What I’ve Learned

My old life coach was big on taking stock of my progress, so if this is to be the final curtain, I’d like to take stock of the many things I’ve learned in the last year:

1 – I think I have to cut the “energy vampires,” as my old life coach called them, out of my life cold turkey.  That’s probably why she cut me, and why I cut out the native American guy.  As hard as it will be to cut out my best friend from college, I have to do it.

2 – I feel that the patriarchy is real and pervasive, and we really do have a rape culture in this society.  Part and parcel with that is the fact that women are rarely and truly ever listened to.

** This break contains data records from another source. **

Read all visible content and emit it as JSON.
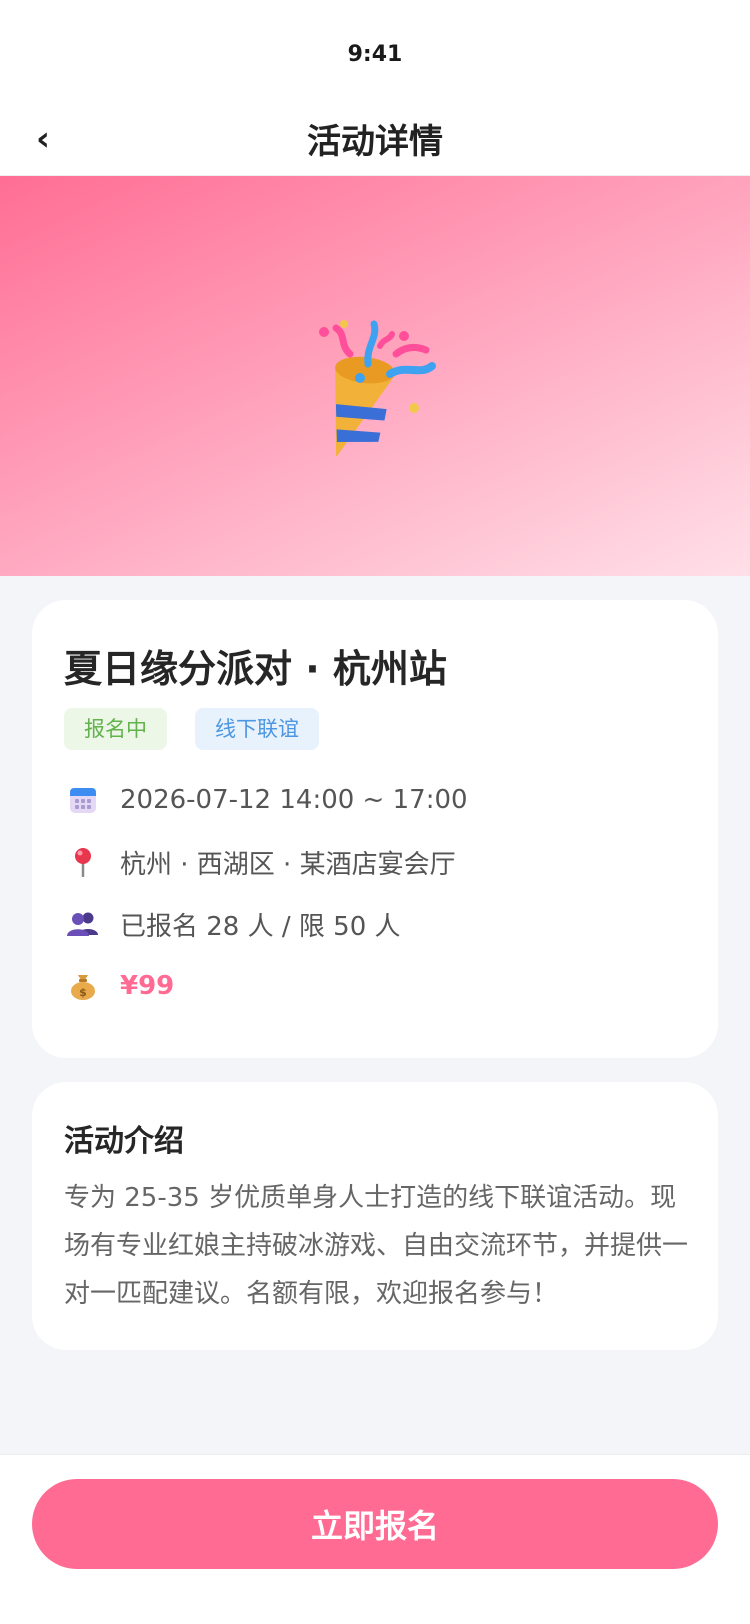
{
  "status_bar": {
    "time": "9:41"
  },
  "nav": {
    "back_icon": "chevron-left-icon",
    "back_glyph": "‹",
    "title": "活动详情"
  },
  "hero": {
    "icon": "party-popper-icon",
    "gradient_colors": [
      "#ff6e94",
      "#ffe0e8"
    ]
  },
  "event": {
    "title": "夏日缘分派对 · 杭州站",
    "tags": [
      {
        "label": "报名中",
        "color": "#62b34b"
      },
      {
        "label": "线下联谊",
        "color": "#4d97e2"
      }
    ],
    "info": {
      "date": {
        "icon": "calendar-icon",
        "text": "2026-07-12 14:00 ~ 17:00"
      },
      "location": {
        "icon": "pin-icon",
        "text": "杭州 · 西湖区 · 某酒店宴会厅"
      },
      "signup": {
        "icon": "people-icon",
        "text": "已报名 28 人 / 限 50 人"
      },
      "price": {
        "icon": "money-bag-icon",
        "text": "¥99"
      }
    }
  },
  "intro": {
    "title": "活动介绍",
    "body": "专为 25-35 岁优质单身人士打造的线下联谊活动。现场有专业红娘主持破冰游戏、自由交流环节，并提供一对一匹配建议。名额有限，欢迎报名参与！"
  },
  "cta": {
    "label": "立即报名",
    "color": "#ff6b93"
  }
}
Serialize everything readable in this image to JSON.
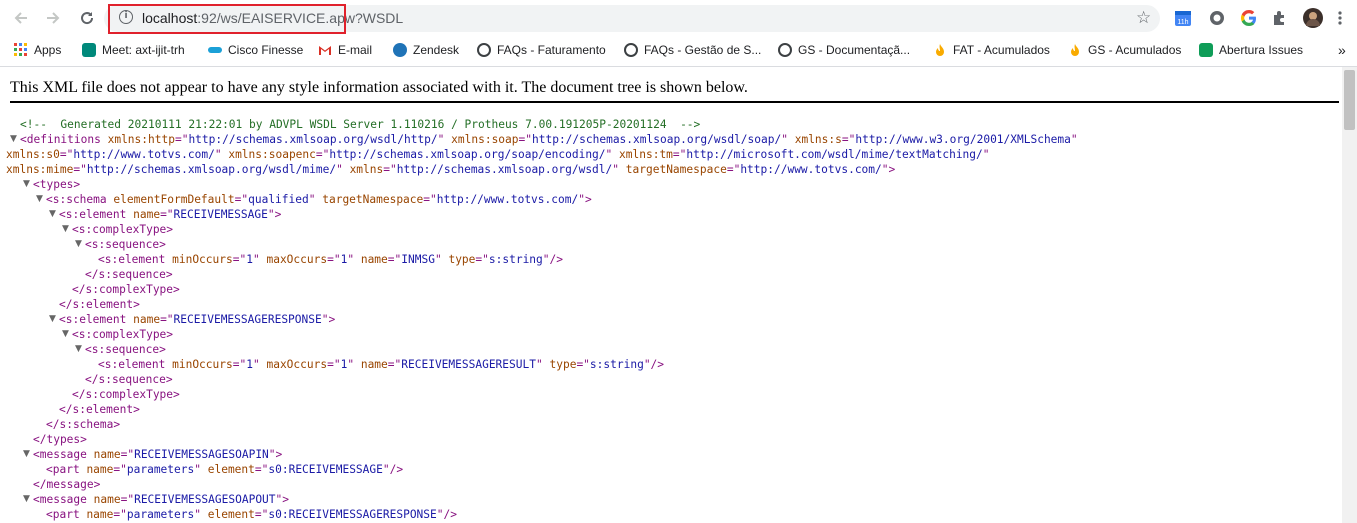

3 – That being the case, here is what I believe is my best approach to communicating with people, especially women, in order to find companionship: a) begin the conversation by commenting on the situation we’re both in. b) Listen listen listen to her response, and ask an open-ended question to continue the conversation. c) Listen listen listen to the response, and ask another open-ended question.  Continue this pattern until I feel enough rapport to ask for her number, and begin by texting.  GOAL: She should speak more than me, and ask me about myself.  That is the definition of success.

4 – I, and every woman I know, feel that I should not wear clothes that do not fit or are too old.  If I buy one new clothing item a week when I am working, this will happen.

5 – When I am emotionally agitated or upset, I should breathe, using the techniques my life coach taught me.

6 – I feel that I should always be a member of a Toastmasters club and a film-based Meetup group.  I feel that I have to go to multiple meetings until I become a regular and they are comfortable with me.  Once I find somebody I seem to be connecting with, I think I should invite him / her to do something outside of that group, like coffee or a meal.

7 – I feel that I need to see a cognitive behavioral therapist.  That is the style that matches my analytical, organized way of thinking.  No Gestalt; no LCSW’s.

8 – I feel that I should constantly be networking.

9 – I feel that I should endeavor to always say “I think” or “I feel,” avoiding stating opinions as though they are facts.

10 – I and my best friend in Southern California feel that I am a master comic book writer.  When writing screenplays however, all I get are scenes and dialogue – that’s it.  No internal mental processes, because you can’t shoot them.  I’ve realized that to me, a screenplay is just a road map for a director – it’s not an essay or work of literature.

11 – I and the girl I mentor think that I should always be a gentleman.  Pull out chairs; hold doors.  Let the girl pick where to sit, but when I am trying to set up a meeting, tell her where we should meet.   I should also never make a mess of my eating area.

12 – I like teaching and mentoring.

13 – I and my life coach feel that my writing style should match the format of a “simple essay,” which is the style I use when writing speeches.  I think the style that I used on the AP English exam should be reserved for legal writing.

14 – For me, the simplest way to budget is to allocate a fixed amount for the essentials – rent, recreation, food, and so on.  I feel that I should endeavor to never exceed these limits.

15 – I’ve realized that the reason I prefer rote routines is because my internal dialogue is so loud and pervasive, having to make simple decisions like what to eat or what to do becomes very difficult.

What I Still Need To Learn:

1 – When I make a networking meeting or set up a phone call, what should I say?  What is my goal in the conversation?

2 – How can I hard schedule networking, making it as routine as attending a Meetup or hanging out with friends?